A tabela progressiva mensal do IRPF funciona com alíquotas que variam de 0% a 27,5%. Quem recebe até determinado valor mensal está na faixa de isenção, ou seja, não tem imposto a pagar na fonte. Contudo, a obrigatoriedade de entregar a declaração anual depende de outros fatores, como o total de rendimentos recebidos no ano, a posse de bens acima de um valor específico ou a obtenção de ganho de capital.
Exemplo prático: Um trabalhador que recebeu exatamente R$ 2.500 por mês em 2025 está isento de pagar IR mensal. Se ele também vendeu um imóvel com lucro de R$ 100 mil, estará obrigado a declarar, mesmo com a renda mensal dentro da faixa de isenção.
A legislação tributária opera sob o princípio da anualidade e da anterioridade, o que significa que as regras aplicadas à declaração de um ano sempre se referem aos rendimentos do ano anterior. Por isso, a isenção IR 2026 (ano da declaração) depende da legislação vigente em 2025 (ano-base).
Afinal, a Isenção de R$ 5 mil vale para a declaração de 2026?
A resposta direta e oficial da Receita Federal é: NÃO. A isenção de R$ 5 mil não se aplica à Declaração do Imposto de Renda de 2026.
A confusão é enorme, mas a explicação é simples. A Lei 15.270, sancionada em novembro de 2025, que amplia a faixa de isenção para até R$ 5 mil mensais, entrou em vigor em 1º de janeiro de 2026.
A declaração do IR em 2026 (cujo prazo vai até 29 de maio) exige que o contribuinte informe todos os rendimentos que recebeu durante o ano-calendário de 2025. Como em 2025 a nova lei ainda não existia, os ganhos daquele ano continuam sujeitos às regras antigas da tabela do IR.
A isenção do IR 2026 (para quem ganha até R$ 5 mil) só será aplicada na prática na declaração do IR 2027, que será entregue no próximo ano, referente aos rendimentos de 2026.
Por que existe tanta confusão sobre a Isenção do IR 2026?
A desinformação é o principal motor dessa confusão. A seguir, listamos os principais pontos que geram dúvidas entre os contribuintes, esclarecidos pela experiência da Confirp.
Ponto 1: Ano de vigência da lei vs. Ano da declaração
Muitos veem a notícia de que a lei foi sancionada e automaticamente associam ao ano corrente. O princípio da anterioridade, previsto na Constituição, impede que uma mudança tributária desse porte seja aplicada no mesmo ano de sua publicação.

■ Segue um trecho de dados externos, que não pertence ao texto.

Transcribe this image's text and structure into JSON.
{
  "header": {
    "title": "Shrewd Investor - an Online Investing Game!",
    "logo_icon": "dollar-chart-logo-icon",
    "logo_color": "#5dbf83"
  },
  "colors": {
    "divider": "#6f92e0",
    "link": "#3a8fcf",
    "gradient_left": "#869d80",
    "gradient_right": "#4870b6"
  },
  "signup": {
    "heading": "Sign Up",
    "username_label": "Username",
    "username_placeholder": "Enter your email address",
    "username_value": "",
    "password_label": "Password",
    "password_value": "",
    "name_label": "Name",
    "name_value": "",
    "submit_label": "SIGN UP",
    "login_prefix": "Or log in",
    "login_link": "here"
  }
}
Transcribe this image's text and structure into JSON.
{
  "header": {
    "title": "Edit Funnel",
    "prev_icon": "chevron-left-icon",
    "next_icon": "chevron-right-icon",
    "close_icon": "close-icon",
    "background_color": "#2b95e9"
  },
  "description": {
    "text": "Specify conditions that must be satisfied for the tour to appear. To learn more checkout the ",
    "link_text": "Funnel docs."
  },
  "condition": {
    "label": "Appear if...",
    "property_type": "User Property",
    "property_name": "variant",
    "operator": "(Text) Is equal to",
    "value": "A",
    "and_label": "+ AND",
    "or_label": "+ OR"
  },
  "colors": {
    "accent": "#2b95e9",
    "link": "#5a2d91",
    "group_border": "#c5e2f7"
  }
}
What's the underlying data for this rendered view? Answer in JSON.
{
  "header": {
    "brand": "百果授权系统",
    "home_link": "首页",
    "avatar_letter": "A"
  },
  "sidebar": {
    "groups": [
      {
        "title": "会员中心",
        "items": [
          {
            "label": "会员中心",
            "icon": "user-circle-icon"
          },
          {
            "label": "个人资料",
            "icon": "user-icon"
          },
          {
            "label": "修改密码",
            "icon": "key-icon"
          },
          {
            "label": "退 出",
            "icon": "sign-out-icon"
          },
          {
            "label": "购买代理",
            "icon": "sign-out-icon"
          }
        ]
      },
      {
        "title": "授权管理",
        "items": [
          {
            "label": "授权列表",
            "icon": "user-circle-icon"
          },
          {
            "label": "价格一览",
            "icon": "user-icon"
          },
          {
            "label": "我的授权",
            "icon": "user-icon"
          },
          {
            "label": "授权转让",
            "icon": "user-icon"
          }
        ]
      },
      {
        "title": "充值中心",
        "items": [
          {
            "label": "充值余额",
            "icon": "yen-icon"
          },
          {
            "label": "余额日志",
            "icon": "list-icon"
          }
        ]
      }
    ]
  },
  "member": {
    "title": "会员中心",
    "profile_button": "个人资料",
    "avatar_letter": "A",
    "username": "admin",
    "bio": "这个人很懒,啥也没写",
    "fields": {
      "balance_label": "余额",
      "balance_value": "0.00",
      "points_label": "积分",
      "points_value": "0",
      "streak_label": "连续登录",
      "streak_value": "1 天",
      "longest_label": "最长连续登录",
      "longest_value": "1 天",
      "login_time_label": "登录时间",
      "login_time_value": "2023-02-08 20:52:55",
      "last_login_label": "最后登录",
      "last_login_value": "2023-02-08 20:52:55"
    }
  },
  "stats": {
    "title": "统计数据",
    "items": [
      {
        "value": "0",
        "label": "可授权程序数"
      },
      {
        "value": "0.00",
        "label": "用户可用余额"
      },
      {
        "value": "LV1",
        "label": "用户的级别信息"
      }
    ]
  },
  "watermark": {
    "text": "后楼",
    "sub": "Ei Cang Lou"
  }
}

Ponto 2: Falta de distinção entre “retenção na fonte” e “declaração de ajuste”
A nova tabela já está valendo para os salários pagos a partir de janeiro de 2026. Ou seja, o trabalhador que ganha até R$ 5 mil já vê o benefício no contracheque de fevereiro (referente ao trabalho de janeiro). Contudo, para acertar as contas com o Leão na declaração anual, ainda será usada a regra antiga para os rendimentos de 2025.
Ponto 3: Notícias imprecisas ou incompletas
Manchetes sensacionalistas que dizem “Isenção do IR começa em 2026” sem explicar que isso vale para a declaração de 2027 causam pânico e expectativa errada.
Quais são as regras atuais da Tabela do Imposto de Renda para a declaração de 2026?
Como a declaração de 2026 se refere a 2025, o contribuinte deve utilizar a tabela progressiva mensal que esteve em vigor durante todo o ano passado. Veja os detalhes:
Tabela mensal do IRPF para o ano-base 2025 (Declaração 2026)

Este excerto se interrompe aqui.